Aggregating algorithms to a shared matrix of original local models<M> A Shared matrix of k-dimensional local model<M′> A And Byzantine client number beta as input, and outputting a new global model G, namely G ← RobustAggregation: (<M′> A ,<M> A ). The specific process is as follows: 1) Two servers and<M′> A the DistanceToother function is calculated for the inputs together, and the distance between every two k-dimensional local models, i.e., the distance between every two k-dimensional local models<D> A ←DistanceToOther(<M′> A ) (ii) a 2) Two servers and<D> A and integer 0 as input, and sorting the distances from each local model to all other local models in ascending order, i.e. by calculating the SortValue function<D′> A ←SortValue(<D> A ) (ii) a 3) The two servers locally calculate the sum of n-beta-1 distances from each local model to the other local models, i.e.

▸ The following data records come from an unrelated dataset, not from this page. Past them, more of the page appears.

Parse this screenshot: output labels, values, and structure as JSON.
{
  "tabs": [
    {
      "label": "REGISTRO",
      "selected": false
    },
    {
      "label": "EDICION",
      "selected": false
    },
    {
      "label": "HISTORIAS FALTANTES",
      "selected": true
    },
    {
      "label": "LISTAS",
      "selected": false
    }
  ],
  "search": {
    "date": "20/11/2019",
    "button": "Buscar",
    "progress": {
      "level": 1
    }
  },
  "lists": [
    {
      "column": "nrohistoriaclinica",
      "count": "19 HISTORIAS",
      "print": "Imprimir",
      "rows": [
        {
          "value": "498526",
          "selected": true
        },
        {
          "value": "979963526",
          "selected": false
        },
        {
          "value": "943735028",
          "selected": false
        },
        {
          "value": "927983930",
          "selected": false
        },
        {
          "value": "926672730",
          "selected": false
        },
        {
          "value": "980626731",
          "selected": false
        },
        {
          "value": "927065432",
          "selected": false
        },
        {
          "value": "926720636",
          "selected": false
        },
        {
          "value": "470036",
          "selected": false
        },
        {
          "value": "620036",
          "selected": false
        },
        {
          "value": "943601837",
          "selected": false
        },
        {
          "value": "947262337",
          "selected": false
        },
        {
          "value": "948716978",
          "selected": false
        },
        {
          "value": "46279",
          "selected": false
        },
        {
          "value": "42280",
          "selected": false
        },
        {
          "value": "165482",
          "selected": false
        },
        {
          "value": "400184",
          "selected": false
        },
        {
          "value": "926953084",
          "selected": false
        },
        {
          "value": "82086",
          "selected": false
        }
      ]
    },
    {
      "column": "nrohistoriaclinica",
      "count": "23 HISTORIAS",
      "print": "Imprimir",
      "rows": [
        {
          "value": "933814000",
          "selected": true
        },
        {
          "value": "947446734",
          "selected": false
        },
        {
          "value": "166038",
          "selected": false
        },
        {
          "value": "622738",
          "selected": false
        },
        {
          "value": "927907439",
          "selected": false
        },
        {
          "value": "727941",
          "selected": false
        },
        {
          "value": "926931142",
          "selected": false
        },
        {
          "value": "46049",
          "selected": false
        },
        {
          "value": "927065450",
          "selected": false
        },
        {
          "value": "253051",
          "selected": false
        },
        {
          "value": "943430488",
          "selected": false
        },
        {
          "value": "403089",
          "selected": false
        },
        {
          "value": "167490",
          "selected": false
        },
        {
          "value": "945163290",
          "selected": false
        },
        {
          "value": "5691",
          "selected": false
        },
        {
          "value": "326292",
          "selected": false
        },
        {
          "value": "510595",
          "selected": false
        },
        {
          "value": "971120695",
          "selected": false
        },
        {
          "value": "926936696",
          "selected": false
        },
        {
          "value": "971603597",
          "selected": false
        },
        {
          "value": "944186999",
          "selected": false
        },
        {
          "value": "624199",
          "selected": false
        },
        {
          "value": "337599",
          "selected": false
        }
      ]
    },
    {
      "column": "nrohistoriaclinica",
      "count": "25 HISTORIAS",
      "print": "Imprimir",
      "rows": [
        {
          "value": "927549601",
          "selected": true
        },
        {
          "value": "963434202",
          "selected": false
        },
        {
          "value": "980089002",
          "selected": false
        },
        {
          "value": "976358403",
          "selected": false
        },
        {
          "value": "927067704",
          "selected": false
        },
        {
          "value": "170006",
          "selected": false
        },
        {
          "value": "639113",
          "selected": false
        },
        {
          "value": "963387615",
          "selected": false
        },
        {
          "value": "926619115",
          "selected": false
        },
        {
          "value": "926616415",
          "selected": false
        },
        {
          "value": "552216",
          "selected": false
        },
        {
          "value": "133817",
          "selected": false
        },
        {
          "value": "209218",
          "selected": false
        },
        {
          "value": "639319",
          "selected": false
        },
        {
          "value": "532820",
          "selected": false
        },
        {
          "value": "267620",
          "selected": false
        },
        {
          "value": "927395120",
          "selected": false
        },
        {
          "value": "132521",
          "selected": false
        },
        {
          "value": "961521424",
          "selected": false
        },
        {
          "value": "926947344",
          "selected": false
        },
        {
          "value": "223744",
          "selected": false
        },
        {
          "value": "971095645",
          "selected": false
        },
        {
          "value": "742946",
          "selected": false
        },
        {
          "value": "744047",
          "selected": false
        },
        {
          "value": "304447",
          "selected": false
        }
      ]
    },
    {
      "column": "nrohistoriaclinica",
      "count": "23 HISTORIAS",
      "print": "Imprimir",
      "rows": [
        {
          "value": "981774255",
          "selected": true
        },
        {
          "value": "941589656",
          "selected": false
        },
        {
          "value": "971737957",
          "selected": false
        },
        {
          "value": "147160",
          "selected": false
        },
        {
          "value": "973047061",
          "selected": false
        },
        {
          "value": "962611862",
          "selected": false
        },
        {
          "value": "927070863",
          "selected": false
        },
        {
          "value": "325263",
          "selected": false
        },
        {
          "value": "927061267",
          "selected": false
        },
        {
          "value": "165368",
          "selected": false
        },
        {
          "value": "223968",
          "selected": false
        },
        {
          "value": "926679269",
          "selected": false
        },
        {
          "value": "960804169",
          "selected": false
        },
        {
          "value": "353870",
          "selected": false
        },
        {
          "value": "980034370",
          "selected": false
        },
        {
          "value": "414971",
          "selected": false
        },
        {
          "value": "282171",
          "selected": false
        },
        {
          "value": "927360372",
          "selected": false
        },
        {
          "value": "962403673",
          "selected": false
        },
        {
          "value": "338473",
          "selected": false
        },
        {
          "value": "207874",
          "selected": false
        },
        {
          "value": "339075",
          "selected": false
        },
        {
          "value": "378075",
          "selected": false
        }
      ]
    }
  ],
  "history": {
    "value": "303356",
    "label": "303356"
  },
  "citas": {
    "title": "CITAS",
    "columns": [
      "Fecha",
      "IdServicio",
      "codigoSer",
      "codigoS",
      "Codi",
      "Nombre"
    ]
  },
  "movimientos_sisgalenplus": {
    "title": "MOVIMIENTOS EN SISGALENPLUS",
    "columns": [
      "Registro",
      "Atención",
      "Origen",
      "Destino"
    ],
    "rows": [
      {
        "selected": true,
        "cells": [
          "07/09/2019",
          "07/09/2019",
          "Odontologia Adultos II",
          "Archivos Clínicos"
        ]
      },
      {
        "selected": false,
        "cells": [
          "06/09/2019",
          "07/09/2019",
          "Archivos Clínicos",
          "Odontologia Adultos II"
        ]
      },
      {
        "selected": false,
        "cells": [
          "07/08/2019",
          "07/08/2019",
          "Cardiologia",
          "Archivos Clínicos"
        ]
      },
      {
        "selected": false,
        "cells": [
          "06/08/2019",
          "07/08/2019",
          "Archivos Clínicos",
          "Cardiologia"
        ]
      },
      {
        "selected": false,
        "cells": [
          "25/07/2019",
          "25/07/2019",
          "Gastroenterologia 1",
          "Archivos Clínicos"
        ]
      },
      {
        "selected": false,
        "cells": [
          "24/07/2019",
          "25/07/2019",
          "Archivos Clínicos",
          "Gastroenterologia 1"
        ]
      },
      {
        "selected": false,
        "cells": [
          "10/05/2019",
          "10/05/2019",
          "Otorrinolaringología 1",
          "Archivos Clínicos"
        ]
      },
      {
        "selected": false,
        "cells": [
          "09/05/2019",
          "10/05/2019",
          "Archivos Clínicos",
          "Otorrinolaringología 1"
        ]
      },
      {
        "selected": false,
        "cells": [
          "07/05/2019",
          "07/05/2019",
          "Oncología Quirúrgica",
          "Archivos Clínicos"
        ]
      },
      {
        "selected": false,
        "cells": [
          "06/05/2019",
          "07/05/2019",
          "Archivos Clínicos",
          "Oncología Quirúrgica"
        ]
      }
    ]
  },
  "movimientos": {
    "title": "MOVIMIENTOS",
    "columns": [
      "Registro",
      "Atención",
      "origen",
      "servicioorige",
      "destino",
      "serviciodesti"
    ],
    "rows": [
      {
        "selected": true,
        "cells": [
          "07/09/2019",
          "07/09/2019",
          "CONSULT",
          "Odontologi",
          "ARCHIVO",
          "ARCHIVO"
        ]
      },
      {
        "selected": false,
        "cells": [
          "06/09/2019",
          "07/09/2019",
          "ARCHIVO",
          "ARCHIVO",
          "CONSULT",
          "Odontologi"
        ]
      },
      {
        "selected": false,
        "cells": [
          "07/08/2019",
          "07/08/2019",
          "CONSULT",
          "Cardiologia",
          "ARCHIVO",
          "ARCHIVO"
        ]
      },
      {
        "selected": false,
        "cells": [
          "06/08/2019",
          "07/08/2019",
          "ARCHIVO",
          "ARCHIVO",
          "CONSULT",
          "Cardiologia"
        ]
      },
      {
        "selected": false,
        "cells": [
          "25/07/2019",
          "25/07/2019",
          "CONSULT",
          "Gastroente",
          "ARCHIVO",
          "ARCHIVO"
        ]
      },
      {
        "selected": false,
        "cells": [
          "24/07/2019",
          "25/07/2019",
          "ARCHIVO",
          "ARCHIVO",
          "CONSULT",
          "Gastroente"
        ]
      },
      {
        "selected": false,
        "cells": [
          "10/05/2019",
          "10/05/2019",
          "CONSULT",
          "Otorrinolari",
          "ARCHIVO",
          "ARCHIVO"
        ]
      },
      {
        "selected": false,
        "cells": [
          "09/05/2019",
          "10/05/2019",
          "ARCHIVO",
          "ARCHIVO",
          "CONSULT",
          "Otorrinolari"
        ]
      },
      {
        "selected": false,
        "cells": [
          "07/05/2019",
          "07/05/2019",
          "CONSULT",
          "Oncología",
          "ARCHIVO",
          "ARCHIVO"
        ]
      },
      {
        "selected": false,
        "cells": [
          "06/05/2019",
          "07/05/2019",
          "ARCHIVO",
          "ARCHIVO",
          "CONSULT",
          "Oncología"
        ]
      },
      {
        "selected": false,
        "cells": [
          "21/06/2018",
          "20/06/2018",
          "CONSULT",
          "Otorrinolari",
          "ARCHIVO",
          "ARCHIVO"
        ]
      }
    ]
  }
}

Figure BDA0003929280550000063
Wherein n is the number of clients and β is the number of byzantine clients; 4) Two servers and<S> A the SortIndexByValue function is calculated for the input together with the output and each sorted
Figure BDA0003929280550000064
Corresponding local model indices, i.e.<I> A ←SortIndexByValue(<S> A ) (ii) a 5) Finally, the two servers exchange<I> A The index vector I is restored and then the sum of the original dimensional local model corresponding to the first n-beta-1 indices is calculated locally, i.e.
Figure BDA0003929280550000065
Figure BDA0003929280550000066
Then, the two servers cooperate to recover G and divide it by n-beta-1 to obtain a new global model G. It can be seen that only the index vector I and the new global model G are exposed to the server throughout the privacy-preserving Multi-Krum algorithm cycle.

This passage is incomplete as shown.